Historically, if you want to start a community political battle in the suburbs, building a large apartment or condominium complex in or near a single-family neighborhood will achieve that goal. Many single-family homeowners believe that apartment renters are transient, and don’t have roots in the community, that they increase crime, lower property values, increase taxes to build more schools, and don’t vote or volunteer in ways that make the community better. They forget that almost all of us started in an apartment, because of affordability, when first introduced to the cost of living in the adult world.
And many empty-nesters who can’t afford to move to warmer climates, move to condominiums. Developers, who view the permit system as slow and costly, want to make a profit and there is more money in multi-family housing, and even more if communities relax height restrictions.

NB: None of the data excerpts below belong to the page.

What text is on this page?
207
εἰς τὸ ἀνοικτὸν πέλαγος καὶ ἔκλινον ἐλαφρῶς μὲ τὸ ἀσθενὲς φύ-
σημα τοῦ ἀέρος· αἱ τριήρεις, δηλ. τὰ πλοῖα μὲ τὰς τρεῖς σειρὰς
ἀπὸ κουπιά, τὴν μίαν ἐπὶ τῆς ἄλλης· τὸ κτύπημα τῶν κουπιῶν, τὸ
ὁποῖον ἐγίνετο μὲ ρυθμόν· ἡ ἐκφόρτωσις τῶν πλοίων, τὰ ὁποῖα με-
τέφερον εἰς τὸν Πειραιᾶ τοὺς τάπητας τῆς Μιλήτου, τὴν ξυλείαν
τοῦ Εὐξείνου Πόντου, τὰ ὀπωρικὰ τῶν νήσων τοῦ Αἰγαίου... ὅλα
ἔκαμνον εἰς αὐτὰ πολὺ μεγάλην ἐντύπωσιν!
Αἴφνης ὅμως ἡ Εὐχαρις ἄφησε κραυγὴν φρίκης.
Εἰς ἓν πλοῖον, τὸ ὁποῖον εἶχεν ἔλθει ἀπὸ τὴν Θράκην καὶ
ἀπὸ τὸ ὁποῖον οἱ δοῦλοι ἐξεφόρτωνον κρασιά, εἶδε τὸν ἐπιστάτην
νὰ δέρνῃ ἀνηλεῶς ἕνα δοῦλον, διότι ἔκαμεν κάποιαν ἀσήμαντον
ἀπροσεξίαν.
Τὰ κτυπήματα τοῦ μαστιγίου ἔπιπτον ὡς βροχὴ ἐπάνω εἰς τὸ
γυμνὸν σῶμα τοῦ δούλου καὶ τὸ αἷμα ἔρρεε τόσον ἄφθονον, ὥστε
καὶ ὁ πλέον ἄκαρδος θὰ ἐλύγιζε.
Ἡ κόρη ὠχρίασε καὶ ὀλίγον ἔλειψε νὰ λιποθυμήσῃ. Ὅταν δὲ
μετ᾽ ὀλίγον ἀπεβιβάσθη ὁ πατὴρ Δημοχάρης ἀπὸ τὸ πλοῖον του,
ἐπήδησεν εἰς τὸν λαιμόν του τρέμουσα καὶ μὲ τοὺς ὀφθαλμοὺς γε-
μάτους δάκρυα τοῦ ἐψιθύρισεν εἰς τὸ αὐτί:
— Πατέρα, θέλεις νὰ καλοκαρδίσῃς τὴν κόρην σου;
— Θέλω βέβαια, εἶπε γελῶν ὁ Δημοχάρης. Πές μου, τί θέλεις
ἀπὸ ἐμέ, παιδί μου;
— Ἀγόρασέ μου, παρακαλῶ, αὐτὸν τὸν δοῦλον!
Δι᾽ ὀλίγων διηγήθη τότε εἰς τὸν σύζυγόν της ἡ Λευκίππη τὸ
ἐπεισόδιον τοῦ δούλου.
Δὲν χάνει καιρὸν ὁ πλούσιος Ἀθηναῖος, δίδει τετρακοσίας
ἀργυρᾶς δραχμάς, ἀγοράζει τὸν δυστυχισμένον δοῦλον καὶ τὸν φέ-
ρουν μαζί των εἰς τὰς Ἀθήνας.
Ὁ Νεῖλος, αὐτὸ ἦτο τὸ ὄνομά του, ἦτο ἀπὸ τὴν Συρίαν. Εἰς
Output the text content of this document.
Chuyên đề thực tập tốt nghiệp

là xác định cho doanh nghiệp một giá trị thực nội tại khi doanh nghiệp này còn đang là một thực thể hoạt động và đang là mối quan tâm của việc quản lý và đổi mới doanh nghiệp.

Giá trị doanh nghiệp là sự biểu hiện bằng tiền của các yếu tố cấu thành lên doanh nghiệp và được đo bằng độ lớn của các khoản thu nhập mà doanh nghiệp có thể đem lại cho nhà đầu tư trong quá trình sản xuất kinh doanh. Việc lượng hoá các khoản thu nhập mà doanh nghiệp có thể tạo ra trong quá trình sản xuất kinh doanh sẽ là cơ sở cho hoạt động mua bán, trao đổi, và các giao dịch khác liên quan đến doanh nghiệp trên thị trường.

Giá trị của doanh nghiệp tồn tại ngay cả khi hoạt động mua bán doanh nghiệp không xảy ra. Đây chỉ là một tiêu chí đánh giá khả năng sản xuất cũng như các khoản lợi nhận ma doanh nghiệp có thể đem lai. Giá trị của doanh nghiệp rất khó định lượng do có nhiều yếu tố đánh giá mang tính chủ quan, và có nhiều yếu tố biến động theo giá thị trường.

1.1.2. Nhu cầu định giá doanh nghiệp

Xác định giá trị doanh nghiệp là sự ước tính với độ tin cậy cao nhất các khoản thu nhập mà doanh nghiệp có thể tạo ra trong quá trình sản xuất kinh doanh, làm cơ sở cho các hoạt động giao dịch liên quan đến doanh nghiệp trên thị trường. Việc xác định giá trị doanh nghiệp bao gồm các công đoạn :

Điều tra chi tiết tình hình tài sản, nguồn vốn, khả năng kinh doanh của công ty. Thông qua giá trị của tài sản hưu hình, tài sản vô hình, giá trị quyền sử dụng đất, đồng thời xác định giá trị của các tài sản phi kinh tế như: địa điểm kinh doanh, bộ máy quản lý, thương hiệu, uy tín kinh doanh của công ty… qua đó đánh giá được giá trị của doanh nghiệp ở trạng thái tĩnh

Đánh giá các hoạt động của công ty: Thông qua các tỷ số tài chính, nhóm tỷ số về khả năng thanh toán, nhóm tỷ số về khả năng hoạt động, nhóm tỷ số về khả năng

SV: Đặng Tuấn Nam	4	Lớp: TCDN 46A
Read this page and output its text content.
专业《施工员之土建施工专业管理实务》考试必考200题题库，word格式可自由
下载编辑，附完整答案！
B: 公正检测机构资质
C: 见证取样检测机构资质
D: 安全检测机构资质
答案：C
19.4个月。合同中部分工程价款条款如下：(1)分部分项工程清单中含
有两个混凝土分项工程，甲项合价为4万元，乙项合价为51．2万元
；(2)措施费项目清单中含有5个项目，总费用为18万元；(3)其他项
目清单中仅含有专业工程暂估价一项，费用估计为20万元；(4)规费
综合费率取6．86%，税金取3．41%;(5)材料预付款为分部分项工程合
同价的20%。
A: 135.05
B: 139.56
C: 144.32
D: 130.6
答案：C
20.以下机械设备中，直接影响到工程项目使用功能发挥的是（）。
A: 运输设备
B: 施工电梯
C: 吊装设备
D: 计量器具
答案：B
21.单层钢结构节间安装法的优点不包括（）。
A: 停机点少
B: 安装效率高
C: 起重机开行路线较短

Chambers of commerce will want any permit system streamlining to also include retail and commercial building projects, not just housing.
The mayors are pledging “to continue to address homelessness and low-income housing, and work to address the lack of affordability of middle-income housing.” Certainly worthy goals.
Microsoft is willing to bet millions of dollars that this plan will work, though their study is short of details on “how” it will work. As always, the devil is in the detail, and each city can choose its own direction.
This is an election year in all suburban governments, and when the politics of class, and housing, get intertwined with elections, we could be disappointed in how deep the political divide may be. Watch to see what your city will do with the challenge of affordable housing.